Declining funds, deteriorating camp conditions, growing insecurity, and the adverse impact of the refugees on the host community have made Bangladesh a desperate host looking to reduce the burden. This crisis is also destabilizing regional security.
On 25 August 2017, the world witnessed the beginning of the forced displacement of more than 750 000 Rohingya people from Rakhine State in Myanmar, fleeing violence and persecution from the Myanmar military. The vast majority of them settled temporarily in the Cox's Bazar district of Bangladesh, while others fled across the region.
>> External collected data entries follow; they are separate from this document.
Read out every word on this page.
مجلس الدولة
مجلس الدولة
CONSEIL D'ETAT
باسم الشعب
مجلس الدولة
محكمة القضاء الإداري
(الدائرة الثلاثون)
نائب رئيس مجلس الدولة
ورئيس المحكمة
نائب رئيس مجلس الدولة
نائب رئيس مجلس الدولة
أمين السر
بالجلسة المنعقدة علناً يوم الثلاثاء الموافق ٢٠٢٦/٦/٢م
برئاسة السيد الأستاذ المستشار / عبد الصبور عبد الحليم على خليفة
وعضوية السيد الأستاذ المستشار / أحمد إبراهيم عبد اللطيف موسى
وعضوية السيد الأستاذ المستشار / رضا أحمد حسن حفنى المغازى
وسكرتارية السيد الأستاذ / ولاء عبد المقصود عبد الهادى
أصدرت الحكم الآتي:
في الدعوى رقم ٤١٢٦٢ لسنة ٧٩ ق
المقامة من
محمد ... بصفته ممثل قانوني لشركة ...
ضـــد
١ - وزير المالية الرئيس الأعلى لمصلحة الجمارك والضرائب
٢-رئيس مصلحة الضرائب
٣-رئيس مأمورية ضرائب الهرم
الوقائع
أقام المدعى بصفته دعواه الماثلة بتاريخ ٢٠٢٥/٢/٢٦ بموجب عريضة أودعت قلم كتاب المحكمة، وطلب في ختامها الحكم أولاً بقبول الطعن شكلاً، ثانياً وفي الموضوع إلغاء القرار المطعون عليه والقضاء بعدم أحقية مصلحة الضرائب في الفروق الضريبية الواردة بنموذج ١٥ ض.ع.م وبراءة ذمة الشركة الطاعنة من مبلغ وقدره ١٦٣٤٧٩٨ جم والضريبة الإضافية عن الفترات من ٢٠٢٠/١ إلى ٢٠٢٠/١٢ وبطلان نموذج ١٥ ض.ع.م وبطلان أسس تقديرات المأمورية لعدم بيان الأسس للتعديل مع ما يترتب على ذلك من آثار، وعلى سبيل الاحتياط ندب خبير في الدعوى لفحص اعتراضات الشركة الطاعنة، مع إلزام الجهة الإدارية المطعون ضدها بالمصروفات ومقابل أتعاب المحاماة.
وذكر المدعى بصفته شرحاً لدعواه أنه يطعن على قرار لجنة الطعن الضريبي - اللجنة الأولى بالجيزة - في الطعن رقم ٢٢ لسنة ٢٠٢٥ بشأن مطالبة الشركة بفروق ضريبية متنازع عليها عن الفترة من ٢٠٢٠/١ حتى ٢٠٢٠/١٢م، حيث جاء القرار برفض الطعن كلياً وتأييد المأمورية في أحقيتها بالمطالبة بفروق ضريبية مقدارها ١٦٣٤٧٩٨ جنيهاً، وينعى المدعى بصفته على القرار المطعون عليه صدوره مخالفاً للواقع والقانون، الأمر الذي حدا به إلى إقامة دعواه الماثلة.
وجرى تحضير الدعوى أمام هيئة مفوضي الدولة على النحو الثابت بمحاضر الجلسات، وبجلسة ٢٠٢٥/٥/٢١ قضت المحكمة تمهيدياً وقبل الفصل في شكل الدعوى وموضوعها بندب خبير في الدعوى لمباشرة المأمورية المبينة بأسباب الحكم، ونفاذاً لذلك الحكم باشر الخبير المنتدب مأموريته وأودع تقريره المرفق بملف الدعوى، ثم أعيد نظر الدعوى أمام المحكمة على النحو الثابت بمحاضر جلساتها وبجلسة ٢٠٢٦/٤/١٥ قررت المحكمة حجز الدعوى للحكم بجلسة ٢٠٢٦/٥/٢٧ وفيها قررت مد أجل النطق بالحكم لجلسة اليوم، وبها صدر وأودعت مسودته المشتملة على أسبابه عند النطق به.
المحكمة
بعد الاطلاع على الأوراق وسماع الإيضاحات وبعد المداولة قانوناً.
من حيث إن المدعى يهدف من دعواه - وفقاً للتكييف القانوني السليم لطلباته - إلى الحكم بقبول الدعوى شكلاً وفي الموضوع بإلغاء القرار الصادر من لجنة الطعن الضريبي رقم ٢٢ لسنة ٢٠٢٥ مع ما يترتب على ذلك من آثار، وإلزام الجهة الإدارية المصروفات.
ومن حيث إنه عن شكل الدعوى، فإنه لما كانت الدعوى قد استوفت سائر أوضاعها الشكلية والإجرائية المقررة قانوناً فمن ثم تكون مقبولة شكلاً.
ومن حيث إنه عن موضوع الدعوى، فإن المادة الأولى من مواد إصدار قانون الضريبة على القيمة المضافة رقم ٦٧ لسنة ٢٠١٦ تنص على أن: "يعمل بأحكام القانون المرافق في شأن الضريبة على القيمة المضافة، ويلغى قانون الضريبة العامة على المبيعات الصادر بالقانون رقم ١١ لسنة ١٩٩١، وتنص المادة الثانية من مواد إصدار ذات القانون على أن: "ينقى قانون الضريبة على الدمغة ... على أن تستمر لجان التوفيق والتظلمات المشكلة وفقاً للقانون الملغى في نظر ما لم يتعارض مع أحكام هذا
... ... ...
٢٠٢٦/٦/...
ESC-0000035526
Six years later, and despite international efforts and calls on Myanmar to create the conditions for their return to their homeland, the crisis is nowhere near resolution and remains a blot on the international community.
Over half a decade has passed since 2017, but Myanmar has not taken back a single Rohingya to their country. Instead, drama has been created around the return at various times. On November 23, 2017, a 19-point agreement was signed between Bangladesh and Myanmar under which Myanmar initially planned to take back 3,450 Rohingyas divided into seven groups.
The deal did not see the light of day on the issue of proof of citizenship. In 2019, The Gambia filed a case against the Myanmar government at the International Court of Justice, which is still ongoing. During the hearing of that case, all their lawyers and Myanmarese, including Aung San Suu Kyi, avoided the word 'Rohingya' and their citizenship issue. In February 2021 there was a political change in Myanmar with the military takeover but there was no change in opinion.
Rise of militant groups a worry
A Rohingya shelter project has been established in Bhasanchar along with Cox's Bazar to improve the quality of life of Rohingyas. The Bangladesh government is doing everything possible to ensure all the benefits to the Rohingyas but there is little cooperation from Myanmar. On June 18, 2021, a resolution adopted by the United Nations General Assembly on the issue of Myanmar discussed the country's various problems, especially its state of emergency, political prisoners, and restoration of democracy, but the issue of Rohingya return did not find a place.
Due to the crisis festering, murders, kidnappings, shootings, torture, drug trafficking and other criminal activities are a regular occurrence in the camps. The activity of several armed groups in the camps is an open secret. According to the information of Cox's Bazar District Police, there are more than 2500 criminal cases against Rohingyas from 2017 to 2022, with more than 5000 charged with various crimes. More than 10 militant groups including Arsa, RSO, Nabi Hussain Group, Munna Group, Dakat Hakim Group are said to be active.
The 1982 military government barred the Rohingya from Burmese citizenship with the Burma Citizenship Act. Since then, Myanmar has refused to recognize Rohingya as citizens of their country and is using citizenship as a ruse in their return process. So far various attempts to return the Rohingyas have failed due to failure to guarantee the security of the Rohingyas.
A Chinese-brokered repatriation initiative failed in 2019, citing concerns that the environment in Rakhine state was not suitable for their return. Negotiations on Rohingya return stalled in February 2021 after Myanmar's military coup d'état changed the government.
Chinese mediation also runs aground
Earlier this year China sought to mediate a solution between Bangladesh and Myanmar without international intervention. Diplomatic-level discussions were held. As part of this process, a group of Rohingya went to Rakhine State for the first time in May this year to see if there was a habitable environment for their return. According to the Bangladeshi media, after returning to the camp in Cox's Bazar, some of them agreed to return to Myanmar, while others said the conditions there were not conducive to their return.
Myanmar also has started a new issue as to whether Rohingyas will be taken back to their original villages from which they fled or returned to so-called model villages. There was another spanner in the works when it came to light that the US reportedly plans to set up a resettlement program for the Rohingyas.
Bangladesh's top priority is Rohingya repatriation, as more than 1 million Rohingya have been staying here for six years. A section of the international community is playing politics with the Rohingyas in the camps in Cox’s Bazar. Due to this, their repatriation process is becoming more difficult.
Bangladesh has tried bilaterally, trilaterally, and multilaterally for the past six years for a viable solution. Advocacy networks such as UNHCR, HRW, and Amnesty International have failed to put effective pressure on Myanmar. Like the NGOs, the big powers also failed to pressurize Myanmar. Declining funds, deteriorating camp conditions, growing insecurity, and the adverse impact of the refugees on the host community have made Bangladesh a desperate host looking to reduce the burden. This crisis is also destabilizing regional security. Although the world community has lost sight of the Rohingya humanitarian issue as a result of the war in Ukraine, it also bears the responsibility to provide external guarantees for the safe repatriation of the refugees.